Parts of the code below is from a map created by [Daniela Vazquez](https://github.com/d4tagirl) for R-Ladies: https://github.com/rladies/Map-RLadies-Growing.

This is the part where we annotate the dataframe `n.1kg` with where the individuals live (not their ancestry). 
Repeat this until there are no `warnings()` about `QUERY LIMITS` (the `while` loop takes care of this).

We will use the `ggmap` package, which accesses the google maps api. 

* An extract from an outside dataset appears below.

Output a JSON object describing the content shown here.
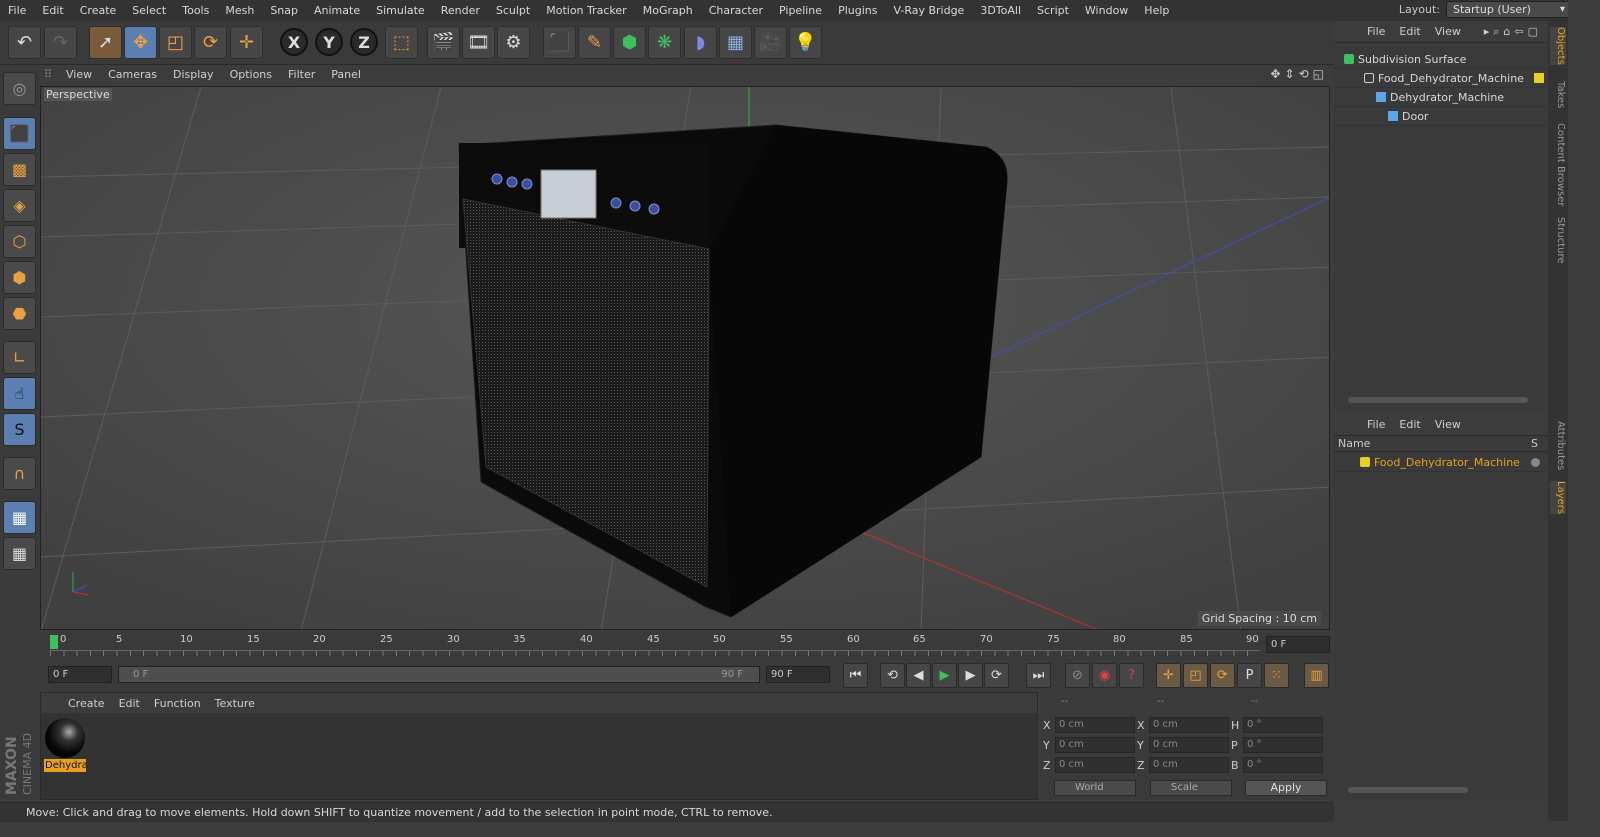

A workaround is to set `source = "dsk"` (works for a limited number of queries)^[See https://stackoverflow.com/questions/36175529/getting-over-query-limit-after-one-request-with-geocode.].

```{r}
n.1kg <- n.1kg %>% 
  mutate(purrr::map(.$location, geocode, source = "dsk")) %>% 
  tidyr::unnest()

## running into the inevitable QUERY LIMITS problems, lets use the approach from https://github.com/rladies/Map-RLadies-Growing
n.1kg.withloc <- n.1kg %>% 
  filter(!is.na(lon))

while(nrow(n.1kg.withloc) != nrow(n.1kg))
{
  #   repeat this until there are no warnings() about QUERY LIMITS
  temp <- n.1kg %>% 
    select(-lon, -lat) %>% 
    anti_join(n.1kg.withloc %>% select(-lon, -lat)) %>% 
    mutate(longlat = purrr::map(.$location, geocode, source = "dsk")) %>% 
    tidyr::unnest() %>% 
    filter(!is.na(lon))
  
  n.1kg.withloc <- n.1kg.withloc %>% 
    bind_rows(temp) %>% 
    distinct()
}

n.1kg <- n.1kg.withloc

## glue POP and `Population Description` together
n.1kg <-
  n.1kg %>% mutate(pop.desc = paste0(POP, " : ", `Population Description`, " (", SPOP, ")"))
  
## given that only a number of geolocation are possible with the google API, this 
## should probably stored out
## readr::write_csv(n.1kg, path = "1kg_sample_info_location.csv")
```


## Create leaflet

Map locations a world map with leaflet

```{r}
## if you have stroed the data in the previous chunk:
## readr::read_csv("1kg_sample_info_location.csv")
```

Define shiny icons:

```{r}

icons <- awesomeIcons(
  icon = 'user', #people',
  iconColor = 'black',
  library = 'fa', #ion
  markerColor = as.character(forcats::fct_recode(as.factor(n.1kg$SPOP), 
                                                 red = "EUR", 
                                                 blue = "AFR", 
                                                 green = "AMR", 
                                                 gray = "EAS", 
                                                 orange = "SAS")) 
  ## ok, thats not too pretty, but turns out, hex colors won't work
)

## we need to create a vector that maps cols to SPOP from the markerColor argument above
cols <- c("#E50102", "#00A9DD", "#57BA1F", "#575757", "#FD8E00")
SPOP <- c("EUR",  "AFR", "AMR", "EAS", "SAS")

## separate icon that will display the information
## ------------------------------------------------
icon.info <- awesomeIcons(
  icon = 'info', #people',
  iconColor = 'white',
  library = 'fa', #ion
  markerColor = "white"
)
```

Create map:
```{r}
m <- leaflet(data = n.1kg) %>%
  addTiles() %>%  # Add default OpenStreetMap map tiles
  addAwesomeMarkers(lat=~lat, lng=~lon, label = ~htmltools::htmlEscape(pop.desc), icon = icons) %>% 
  addAwesomeMarkers(lat=-45, lng=-107, popup = glue::glue("Source: https://github.com/sinarueeger/map-1000genomes"), icon = icon.info) %>% ## this bit has potential to be displayed as a href. 
  #glue::glue("Source: {url.bitly} + {url.spop} (manual tidying)"), icon = icon.info) %>% 
  addLegend("bottomright", 
            colors =cols,
            labels= SPOP,
            opacity = 1)

m  # Print the map
```

## Save the map

```{r, eval = FALSE}

## save to png
## ------------
mapview::mapshot(m, file = "map-1000genomes-populations.png")

## save to hmtl
## -------------
htmlwidgets::saveWidget(m, file="map-1000genomes-populations.html")
```


## Reason for deviation from the original

I mapped the populations according to the current location but coloured them according to ancestry.